Lottery fund gives grant for research into autism hate crime

The news that hate crime towards autistic people will be the subject of a new £350,000 research programme will be welcomed by people with all disabilities.

High profile cases like that of the Pilkington familyin which tormented mother Fiona Pilkington killed herself and daughter Francecca Hardwick after being terrorised for years by local thugs – have meant that, in recent months, many people have heard of the idea of ‘disability hate crime’.

However, very few people realise how serious this problem actually is. Unfortunately, in many cases, this includes the police.

As a result, many victims of disability hate crime do not report the crimes for fear that they will not be believed or taken seriously if and when they do so.

So the news that hate crime towards autistic people will be the subject of a new £350,000 Big Lottery-funded research programme run by the Tizard Centre at the University of Kent, which aims to provide a better understanding of the hate crimes and victimisation targeted at such people, will no doubt be welcomed by people with all disabilities, including those who have been fortunate enough never to have been victims of a specific hate crime themselves.

It is to be hoped that news of this research will encourage more disabled people across the UK to report anything that they may consider to be a specific disability hate crime to the police as soon as possible and without fear.
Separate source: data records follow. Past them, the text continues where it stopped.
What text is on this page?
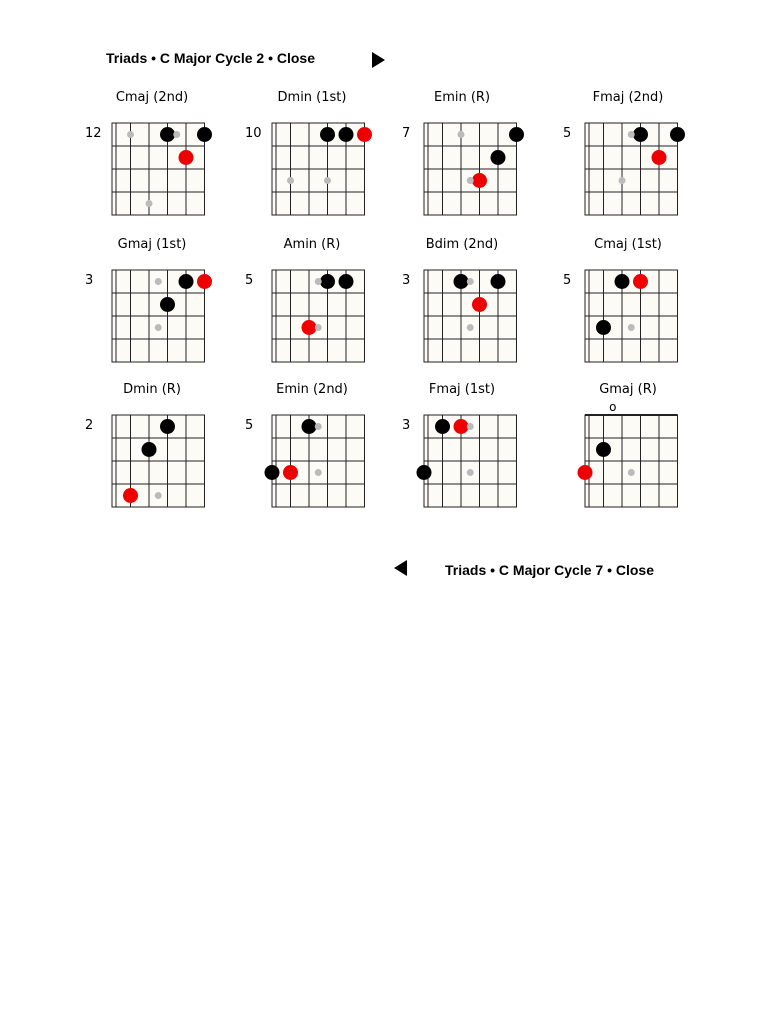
Triads • C Major Cycle 2 • Close
Cmaj (2nd)
12
Dmin (1st)
10
Emin (R)
7
Fmaj (2nd)
5
Gmaj (1st)
3
Amin (R)
5
Bdim (2nd)
3
Cmaj (1st)
5
Dmin (R)
2
Emin (2nd)
5
Fmaj (1st)
3
Gmaj (R)
o
Triads • C Major Cycle 7 • Close
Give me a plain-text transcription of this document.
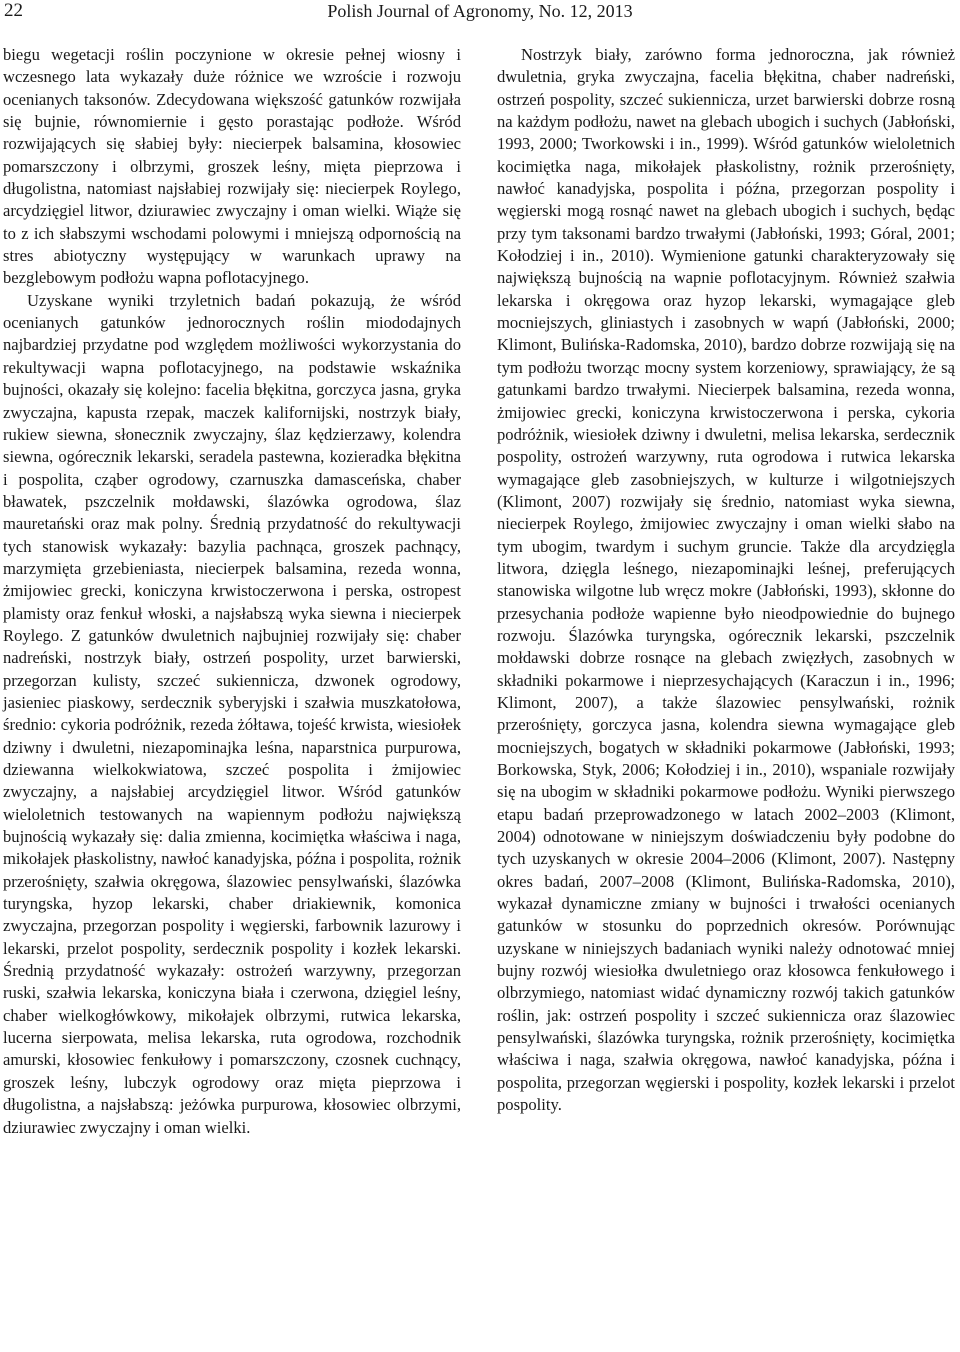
22	Polish Journal of Agronomy, No. 12, 2013

biegu wegetacji roślin poczynione w okresie pełnej wiosny i wczesnego lata wykazały duże różnice we wzroście i rozwoju ocenianych taksonów. Zdecydowana większość gatunków rozwijała się bujnie, równomiernie i gęsto porastając podłoże. Wśród rozwijających się słabiej były: niecierpek balsamina, kłosowiec pomarszczony i olbrzymi, groszek leśny, mięta pieprzowa i długolistna, natomiast najsłabiej rozwijały się: niecierpek Roylego, arcydzięgiel litwor, dziurawiec zwyczajny i oman wielki. Wiąże się to z ich słabszymi wschodami polowymi i mniejszą odpornością na stres abiotyczny występujący w warunkach uprawy na bezglebowym podłożu wapna poflotacyjnego.

Uzyskane wyniki trzyletnich badań pokazują, że wśród ocenianych gatunków jednorocznych roślin miododajnych najbardziej przydatne pod względem możliwości wykorzystania do rekultywacji wapna poflotacyjnego, na podstawie wskaźnika bujności, okazały się kolejno: facelia błękitna, gorczyca jasna, gryka zwyczajna, kapusta rzepak, maczek kalifornijski, nostrzyk biały, rukiew siewna, słonecznik zwyczajny, ślaz kędzierzawy, kolendra siewna, ogórecznik lekarski, seradela pastewna, kozieradka błękitna i pospolita, cząber ogrodowy, czarnuszka damasceńska, chaber bławatek, pszczelnik mołdawski, ślazówka ogrodowa, ślaz mauretański oraz mak polny. Średnią przydatność do rekultywacji tych stanowisk wykazały: bazylia pachnąca, groszek pachnący, marzymięta grzebieniasta, niecierpek balsamina, rezeda wonna, żmijowiec grecki, koniczyna krwistoczerwona i perska, ostropest plamisty oraz fenkuł włoski, a najsłabszą wyka siewna i niecierpek Roylego. Z gatunków dwuletnich najbujniej rozwijały się: chaber nadreński, nostrzyk biały, ostrzeń pospolity, urzet barwierski, przegorzan kulisty, szczeć sukienniczа, dzwonek ogrodowy, jasieniec piaskowy, serdecznik syberyjski i szałwia muszkatołowa, średnio: cykoria podróżnik, rezeda żółtawa, tojeść krwista, wiesiołek dziwny i dwuletni, niezapominajka leśna, naparstnica purpurowa, dziewanna wielkokwiatowa, szczeć pospolita i żmijowiec zwyczajny, a najsłabiej arcydzięgiel litwor. Wśród gatunków wieloletnich testowanych na wapiennym podłożu największą bujnością wykazały się: dalia zmienna, kocimiętka właściwa i naga, mikołajek płaskolistny, nawłoć kanadyjska, późna i pospolita, rożnik przerośnięty, szałwia okręgowa, ślazowiec pensylwański, ślazówka turyngska, hyzop lekarski, chaber driakiewnik, komonica zwyczajna, przegorzan pospolity i węgierski, farbownik lazurowy i lekarski, przelot pospolity, serdecznik pospolity i kozłek lekarski. Średnią przydatność wykazały: ostrożeń warzywny, przegorzan ruski, szałwia lekarska, koniczyna biała i czerwona, dzięgiel leśny, chaber wielkogłówkowy, mikołajek olbrzymi, rutwica lekarska, lucerna sierpowata, melisa lekarska, ruta ogrodowa, rozchodnik amurski, kłosowiec fenkułowy i pomarszczony, czosnek cuchnący, groszek leśny, lubczyk ogrodowy oraz mięta pieprzowa i długolistna, a najsłabszą: jeżówka purpurowa, kłosowiec olbrzymi, dziurawiec zwyczajny i oman wielki.

Nostrzyk biały, zarówno forma jednoroczna, jak również dwuletnia, gryka zwyczajna, facelia błękitna, chaber nadreński, ostrzeń pospolity, szczeć sukiennicza, urzet barwierski dobrze rosną na każdym podłożu, nawet na glebach ubogich i suchych (Jabłoński, 1993, 2000; Tworkowski i in., 1999). Wśród gatunków wieloletnich kocimiętka naga, mikołajek płaskolistny, rożnik przerośnięty, nawłoć kanadyjska, pospolita i późna, przegorzan pospolity i węgierski mogą rosnąć nawet na glebach ubogich i suchych, będąc przy tym taksonami bardzo trwałymi (Jabłoński, 1993; Góral, 2001; Kołodziej i in., 2010). Wymienione gatunki charakteryzowały się największą bujnością na wapnie poflotacyjnym. Również szałwia lekarska i okręgowa oraz hyzop lekarski, wymagające gleb mocniejszych, gliniastych i zasobnych w wapń (Jabłoński, 2000; Klimont, Bulińska-Radomska, 2010), bardzo dobrze rozwijają się na tym podłożu tworząc mocny system korzeniowy, sprawiający, że są gatunkami bardzo trwałymi. Niecierpek balsamina, rezeda wonna, żmijowiec grecki, koniczyna krwistoczerwona i perska, cykoria podróżnik, wiesiołek dziwny i dwuletni, melisa lekarska, serdecznik pospolity, ostrożeń warzywny, ruta ogrodowa i rutwica lekarska wymagające gleb zasobniejszych, w kulturze i wilgotniejszych (Klimont, 2007) rozwijały się średnio, natomiast wyka siewna, niecierpek Roylego, żmijowiec zwyczajny i oman wielki słabo na tym ubogim, twardym i suchym gruncie. Także dla arcydzięgla litwora, dzięgla leśnego, niezapominajki leśnej, preferujących stanowiska wilgotne lub wręcz mokre (Jabłoński, 1993), skłonne do przesychania podłoże wapienne było nieodpowiednie do bujnego rozwoju. Ślazówka turyngska, ogórecznik lekarski, pszczelnik mołdawski dobrze rosnące na glebach zwięzłych, zasobnych w składniki pokarmowe i nieprzesychających (Karaczun i in., 1996; Klimont, 2007), a także ślazowiec pensylwański, rożnik przerośnięty, gorczyca jasna, kolendra siewna wymagające gleb mocniejszych, bogatych w składniki pokarmowe (Jabłoński, 1993; Borkowska, Styk, 2006; Kołodziej i in., 2010), wspaniale rozwijały się na ubogim w składniki pokarmowe podłożu. Wyniki pierwszego etapu badań przeprowadzonego w latach 2002–2003 (Klimont, 2004) odnotowane w niniejszym doświadczeniu były podobne do tych uzyskanych w okresie 2004–2006 (Klimont, 2007). Następny okres badań, 2007–2008 (Klimont, Bulińska-Radomska, 2010), wykazał dynamiczne zmiany w bujności i trwałości ocenianych gatunków w stosunku do poprzednich okresów. Porównując uzyskane w niniejszych badaniach wyniki należy odnotować mniej bujny rozwój wiesiołka dwuletniego oraz kłosowca fenkułowego i olbrzymiego, natomiast widać dynamiczny rozwój takich gatunków roślin, jak: ostrzeń pospolity i szczeć sukiennicza oraz ślazowiec pensylwański, ślazówka turyngska, rożnik przerośnięty, kocimiętka właściwa i naga, szałwia okręgowa, nawłoć kanadyjska, późna i pospolita, przegorzan węgierski i pospolity, kozłek lekarski i przelot pospolity.
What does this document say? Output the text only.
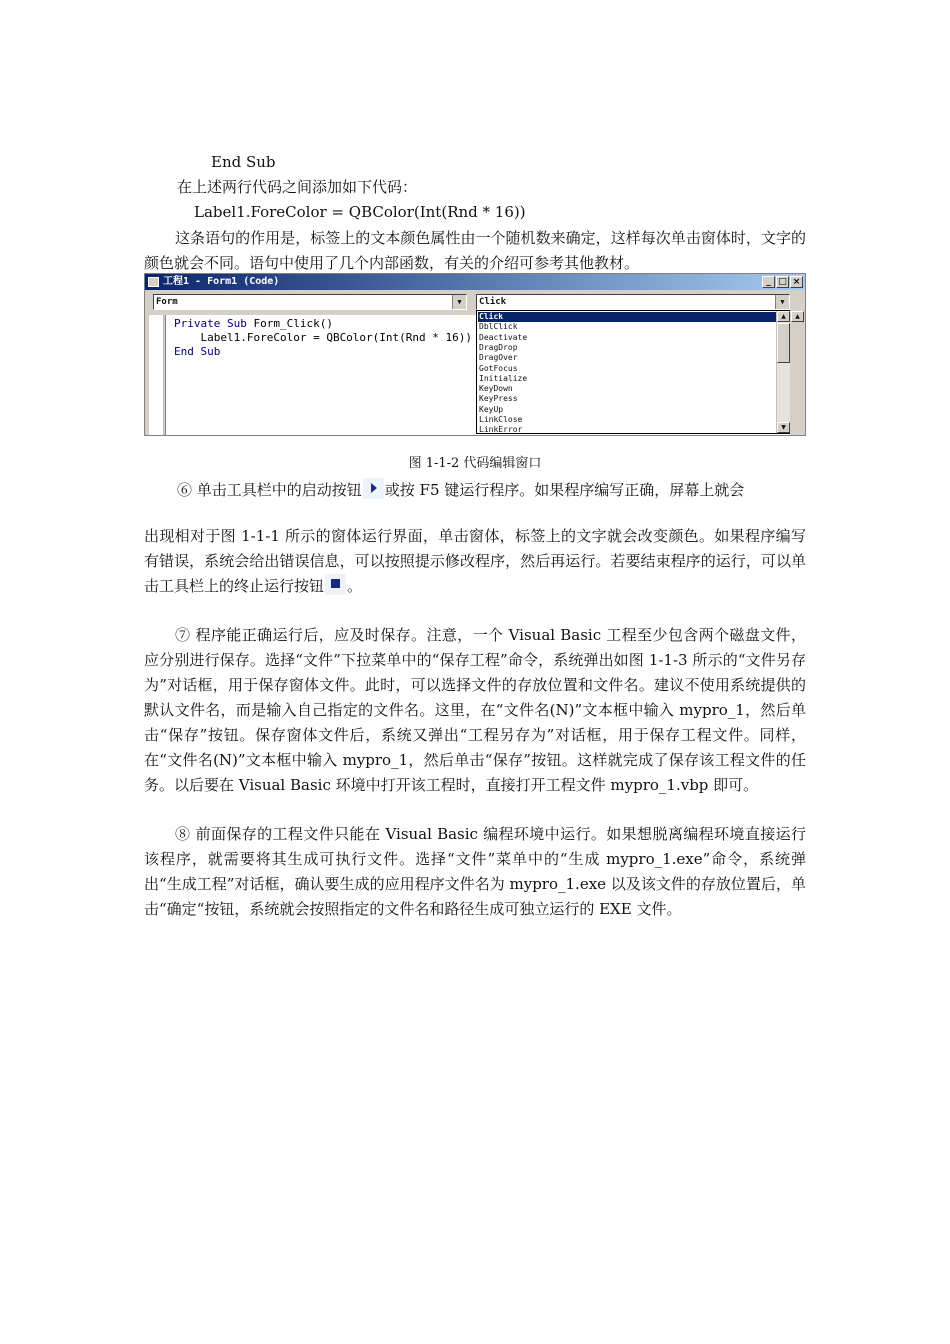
End Sub
在上述两行代码之间添加如下代码：
Label1.ForeColor = QBColor(Int(Rnd * 16))
这条语句的作用是，标签上的文本颜色属性由一个随机数来确定，这样每次单击窗体时，文字的颜色就会不同。语句中使用了几个内部函数，有关的介绍可参考其他教材。
工程1 - Form1 (Code)	_ □ ×
Form	▼	Click	▼
Private Sub Form_Click()
Label1.ForeColor = QBColor(Int(Rnd * 16))
End Sub
Click
DblClick
Deactivate
DragDrop
DragOver
GotFocus
Initialize
KeyDown
KeyPress
KeyUp
LinkClose
LinkError
▲
▼
▲
图 1-1-2 代码编辑窗口
⑥ 单击工具栏中的启动按钮 或按 F5 键运行程序。如果程序编写正确，屏幕上就会
出现相对于图 1-1-1 所示的窗体运行界面，单击窗体，标签上的文字就会改变颜色。如果程序编写有错误，系统会给出错误信息，可以按照提示修改程序，然后再运行。若要结束程序的运行，可以单击工具栏上的终止运行按钮 。
⑦ 程序能正确运行后，应及时保存。注意，一个 Visual Basic 工程至少包含两个磁盘文件，应分别进行保存。选择“文件”下拉菜单中的“保存工程”命令，系统弹出如图 1-1-3 所示的“文件另存为”对话框，用于保存窗体文件。此时，可以选择文件的存放位置和文件名。建议不使用系统提供的默认文件名，而是输入自己指定的文件名。这里，在“文件名(N)”文本框中输入 mypro_1，然后单击“保存”按钮。保存窗体文件后，系统又弹出“工程另存为”对话框，用于保存工程文件。同样，在“文件名(N)”文本框中输入 mypro_1，然后单击“保存”按钮。这样就完成了保存该工程文件的任务。以后要在 Visual Basic 环境中打开该工程时，直接打开工程文件 mypro_1.vbp 即可。
⑧ 前面保存的工程文件只能在 Visual Basic 编程环境中运行。如果想脱离编程环境直接运行该程序，就需要将其生成可执行文件。选择“文件”菜单中的“生成 mypro_1.exe”命令，系统弹出“生成工程”对话框，确认要生成的应用程序文件名为 mypro_1.exe 以及该文件的存放位置后，单击“确定“按钮，系统就会按照指定的文件名和路径生成可独立运行的 EXE 文件。
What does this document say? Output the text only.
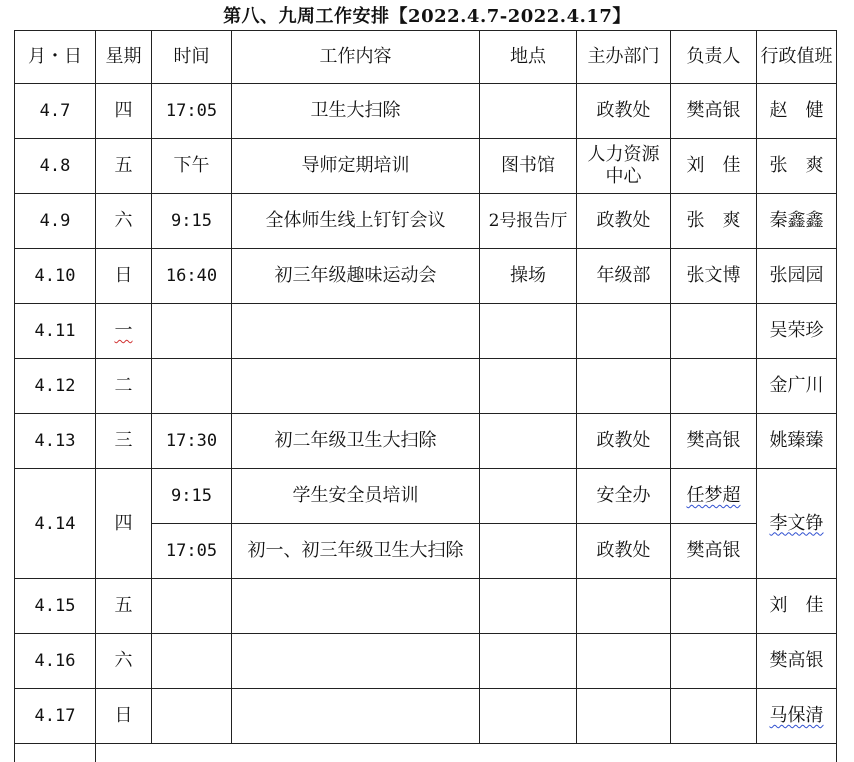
第八、九周工作安排【2022.4.7-2022.4.17】
月・日	星期	时间	工作内容	地点	主办部门	负责人	行政值班
4.7	四	17:05	卫生大扫除		政教处	樊高银	赵　健
4.8	五	下午	导师定期培训	图书馆	人力资源中心	刘　佳	张　爽
4.9	六	9:15	全体师生线上钉钉会议	2号报告厅	政教处	张　爽	秦鑫鑫
4.10	日	16:40	初三年级趣味运动会	操场	年级部	张文博	张园园
4.11	一						吴荣珍
4.12	二						金广川
4.13	三	17:30	初二年级卫生大扫除		政教处	樊高银	姚臻臻
4.14	四	9:15	学生安全员培训		安全办	任梦超	李文铮
		17:05	初一、初三年级卫生大扫除		政教处	樊高银	
4.15	五						刘　佳
4.16	六						樊高银
4.17	日						马保清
In September, Care Services Minister Phil Hope pledged a national autism strategy, reported by Left Foot Forward.

Senior lecturer in learning disability and principal investigator of the new project, Dr Julie Beadle-Brown, told Thanet News:

“It’s partly down to the fact that we have spent the past 30 years moving people out of institutions and into the community, allowing them to live where they like.

“But they can’t really be integrated if they can’t go out, are treated differently or worse if they are robbed or burgled. How often that sort of thing happens we don’t know, but what we do know is that it does happen.”

Maria Bremmers, network co-ordinator of Autism London, added:

“A number of excellent community safety initiatives can be found in the UK, and Kent is no exception. But there is little robust evidence to inform policy and practice, especially concerning the experiences of people with autism.

“There is a strong commitment from all the stakeholders in this project to make a real difference by filling the gaps in knowledge and, where necessary, making real and lasting change.”